わ、わかりまひた(わ、わかりました)ーー! わたひのまけれふ(わたしの負けです)ーーっ‼‼」


 イースの降参を聞いたハイドルクセンが、彼女のほっぺたから手を離す。

 弄ばれた頬は赤くなり、彼女の大きな瞳には涙が浮かんでいた。

 ちょっとやり過ぎたかなと思ったハイドルクセンは、優しく彼女の頭を撫でた。


「試合終了――ッ‼‼ リングに立っていたのは――〝幻影〟ハイドルクセン選手だあぁぁぁッ‼‼ 流石(さすが)闘技場の絶対王者ッ! イース選手渾身(こんしん)の魔法を真正面から受け止め、危なげなく二回戦進出ですッ‼‼」


 試合終了のアナウンスが響き、第九試合の勝者が決まる。

 当然のように勝利を収めた前回王者にも、彼と善戦を繰り広げた幼い少女にも、惜しみない拍手喝采が浴びせられた。


「よ! 二人とも見事だったぞー!」


「流石は〝幻影〟だぜ! 次も楽しませてくれよ!」


「イースちゃ~~んっ! 次こそリベンジだよー!」


 注目されることには慣れていないのか、イースは戦いの集中力が途切れた途端、顔を真っ赤にしてそそくさと控室へと去ってしまった。

 一人リングに残されたハイドルクセンは、(きびす)を返して、悠々と試合場を後にした。

 途中、観客へのファンサービスは忘れない。


(……なるほど。これがこの闘技場の強者の実力、か)


 この大会に参加している他の半端な選手とは、頭一つ飛び抜けた強さだ。

 今の試合では実力の全てを出してはいなかったようだから、正確なレベルまではわからない。

 だが、相当な経験を積んでいることだけは疑いようがなかった。

 魔法の威力、耐性、状況に対する判断力……どれをとっても、一流と呼んで差し支えない。

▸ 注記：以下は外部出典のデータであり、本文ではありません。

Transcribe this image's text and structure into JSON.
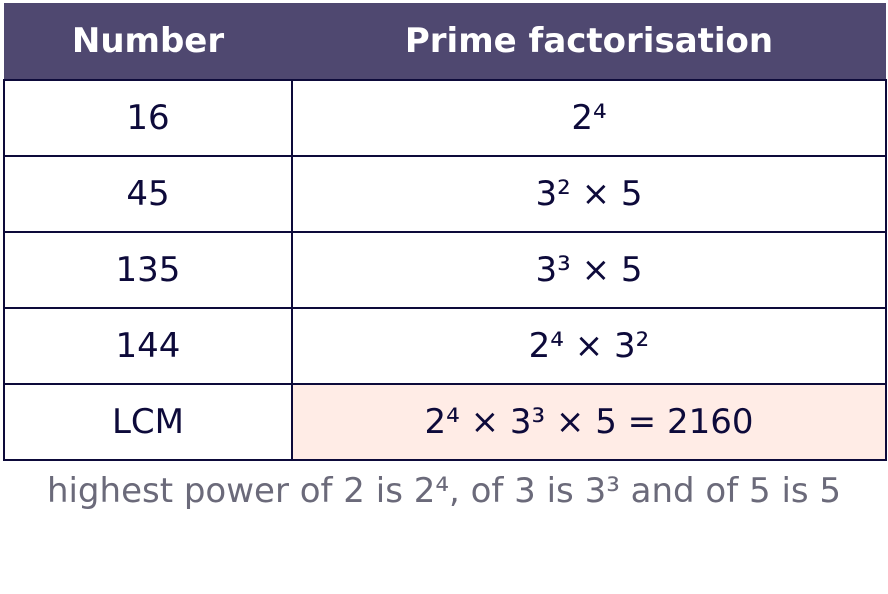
{
  "table": {
    "header": [
      "Number",
      "Prime factorisation"
    ],
    "rows": [
      [
        "16",
        "2⁴"
      ],
      [
        "45",
        "3² × 5"
      ],
      [
        "135",
        "3³ × 5"
      ],
      [
        "144",
        "2⁴ × 3²"
      ],
      [
        "LCM",
        "2⁴ × 3³ × 5 = 2160"
      ]
    ]
  },
  "caption": "highest power of 2 is 2⁴, of 3 is 3³ and of 5 is 5"
}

 リオナが見た限り、この周辺で彼を超える実力の持ち主はいないと思われた。

 ゲームで言えば、メインストーリーの終盤で出て来るNPCくらいの実力が彼にはありそうだった。

 間違いなくこの大会一の強敵と言える。しかし、


(……負けるつもりは更々ねえけどな!)


 控室に戻って来たハイドルクセンと短く言葉を交わす。


「……認めてやるよ。テメェは、オレと拳を交えるに相応(ふさわ)しい相手だ」


「それは光栄だ。私としても、君を(もら)い受けるに充分な実力を示せてよかったよ」


「それとこれとは話が別だ。いくらテメェが強かろうと、オレに勝てなきゃ話は(まと)まらねえ。オレを嫁にしたいってんなら、力尽くで認めさせるんだなッ!」


 リオナが控室を出る。

 この異世界に来て何度か実戦を経験しているが、ここまで気分が高揚したのは初めてのことだった。


「……ああ、勿論(もちろん)だとも」


 一人控室に取り残されたハイドルクセンが、小さく(つぶや)いた。